The requirement for close proximity can make NFC a more secure option. This, together with NFC’s ability for two way communications, has made it an ideal choice for contactless payments.
NFC technology provides secure, one-to-one coupling, making it useful for contactless payment applications such as ApplePay™. And because almost all smartphones function as NFC readers, NFC tags are popular in promotional labels and posters, and are also a good tool for personalized customer engagement.
RFID Vs. NFC Costs
It’s difficult to compare RFID (both passive and active) to NFC apples to apples, because the cost often depends on what you’re using the technology for. The NFC chip in your credit card, for example, is roughly equivalent to the cost of a passive RFID tag—both cost only pennies.
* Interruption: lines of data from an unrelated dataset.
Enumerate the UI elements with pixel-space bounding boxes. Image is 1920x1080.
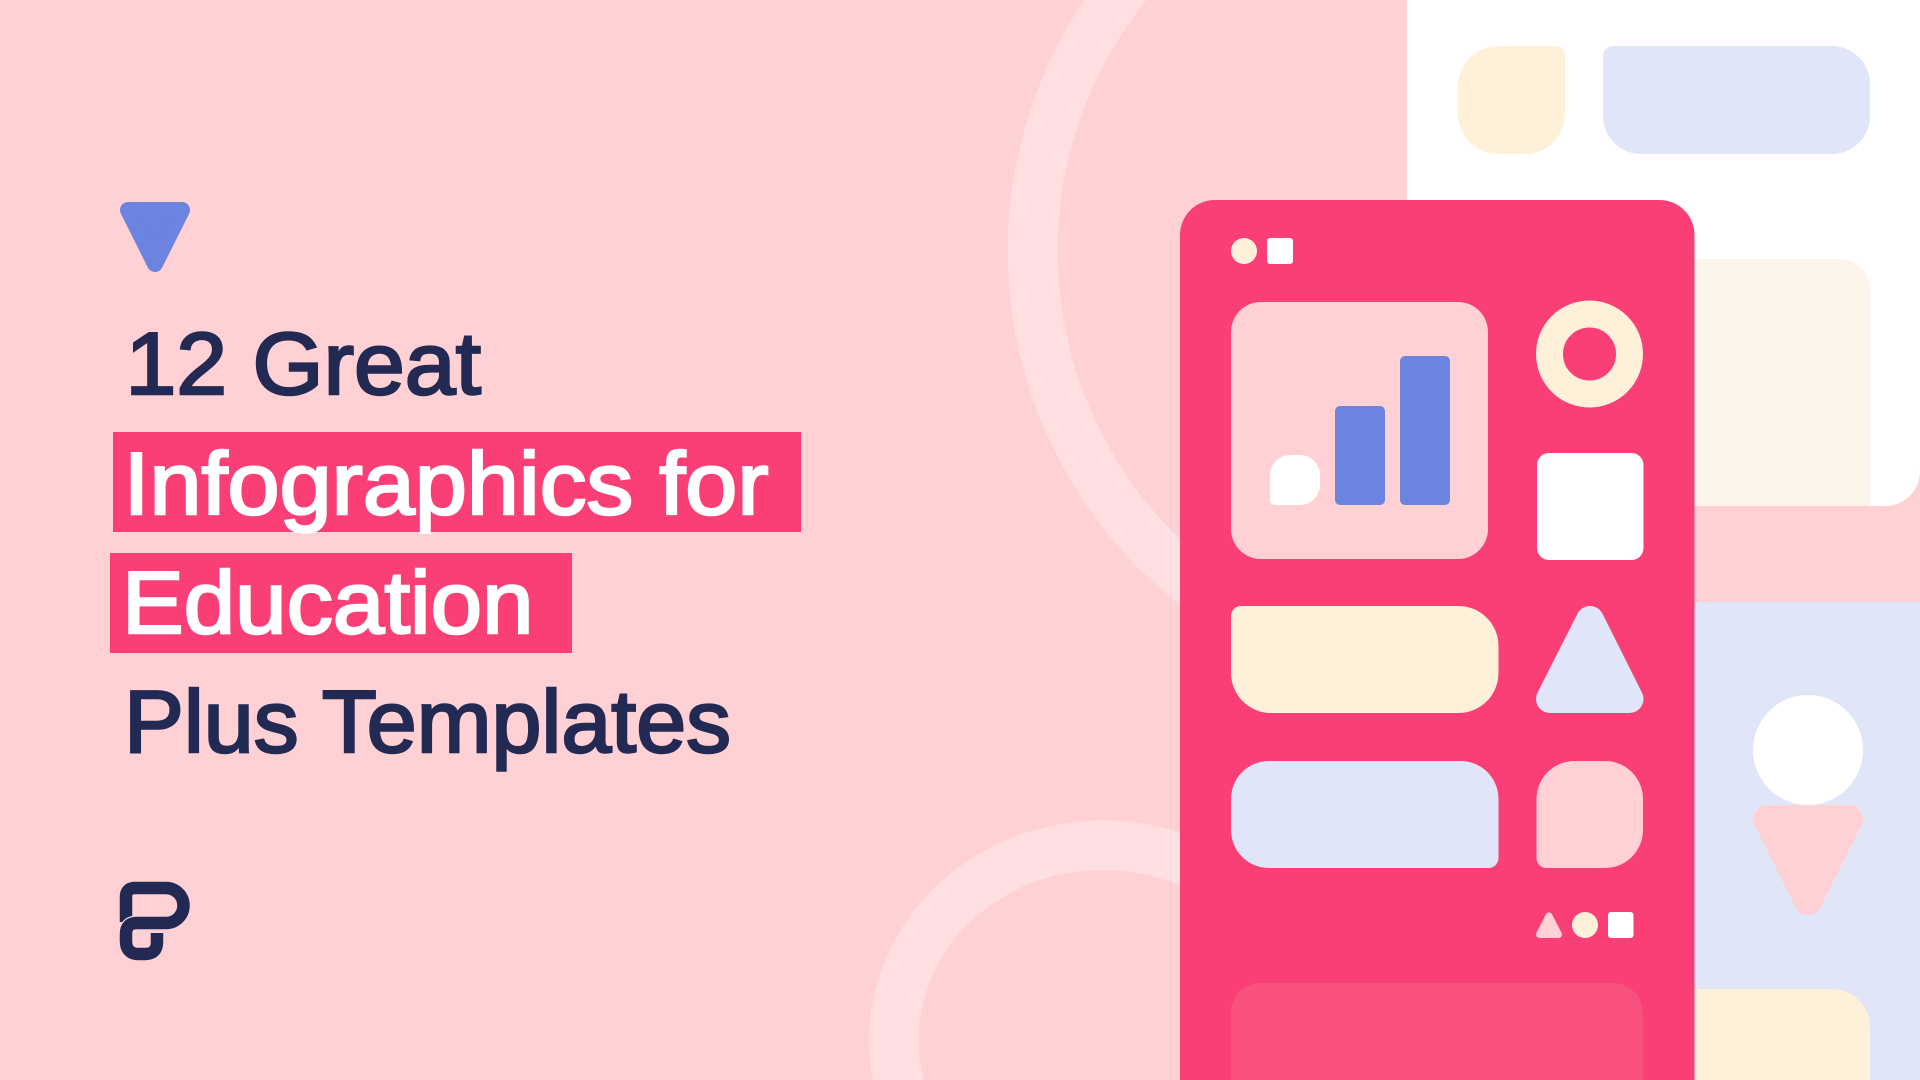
- decorative rings: [869, 0, 1200, 1080]
- icon: white square: [1537, 453, 1644, 560]
- shape: lavender rounded bar: [1603, 46, 1870, 154]
- shape: pale cream panel: [1600, 259, 1870, 506]
- block: faded pink panel: [1231, 983, 1643, 1080]
- icon: blue down triangle: [128, 210, 182, 264]
- shape: cream block: [1600, 989, 1870, 1080]
- bar: white: [1270, 455, 1320, 505]
- title line: 12 Great: 12 Great: [126, 314, 481, 413]
- bar chart card: [1231, 302, 1488, 559]
- icon: lavender triangle: [1550, 620, 1630, 699]
- highlight: Infographics for: Infographics for: [124, 434, 768, 533]
- icon: window dots: [1231, 238, 1293, 264]
- bar: blue medium: [1335, 406, 1385, 505]
- title line: Plus Templates: Plus Templates: [124, 672, 731, 771]
- panel: white backdrop: [1407, 0, 1920, 506]
- icon: logo: [126, 888, 184, 954]
- icon: small shapes row: [1540, 912, 1634, 938]
- shape: white circle: [1753, 695, 1863, 805]
- icon: cream ring: [1550, 314, 1630, 394]
- shape: cream rounded block: [1458, 46, 1565, 154]
- bar: blue tall: [1400, 356, 1450, 505]
- shape: pink down triangle: [1767, 819, 1849, 901]
- block: lavender bar: [1231, 761, 1498, 868]
- title: [110, 314, 801, 771]
- panel: lavender backdrop: [1600, 602, 1920, 1080]
- block: pink square: [1536, 761, 1643, 868]
- highlight: Education: Education: [122, 553, 534, 652]
- block: cream bar: [1231, 606, 1498, 713]
- panel: pink device card: [1180, 200, 1694, 1080]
An NFC system becomes more expensive when is used for dual-mode technologies, like a smartphone application or credit card communicating with a credit card terminal. Keep in mind that most smartphones today have NFC chips built in, which minimizes cost for those creating an NFC-based system.
Passive RFID becomes more expensive if you require more high-power readers, which, as previously mentioned, is necessary if you want to use passive RFID for location management.
Active RFID becomes more expensive based on the types and number of tags, and the number of readers you deploy. Keep in mind that active RFID tags run anywhere from $5 to $15 apiece, and are battery powered.
At the end, NFC builds upon the standards of HF RFID and turns the limitations of its operating frequency into a unique feature of near-field communication.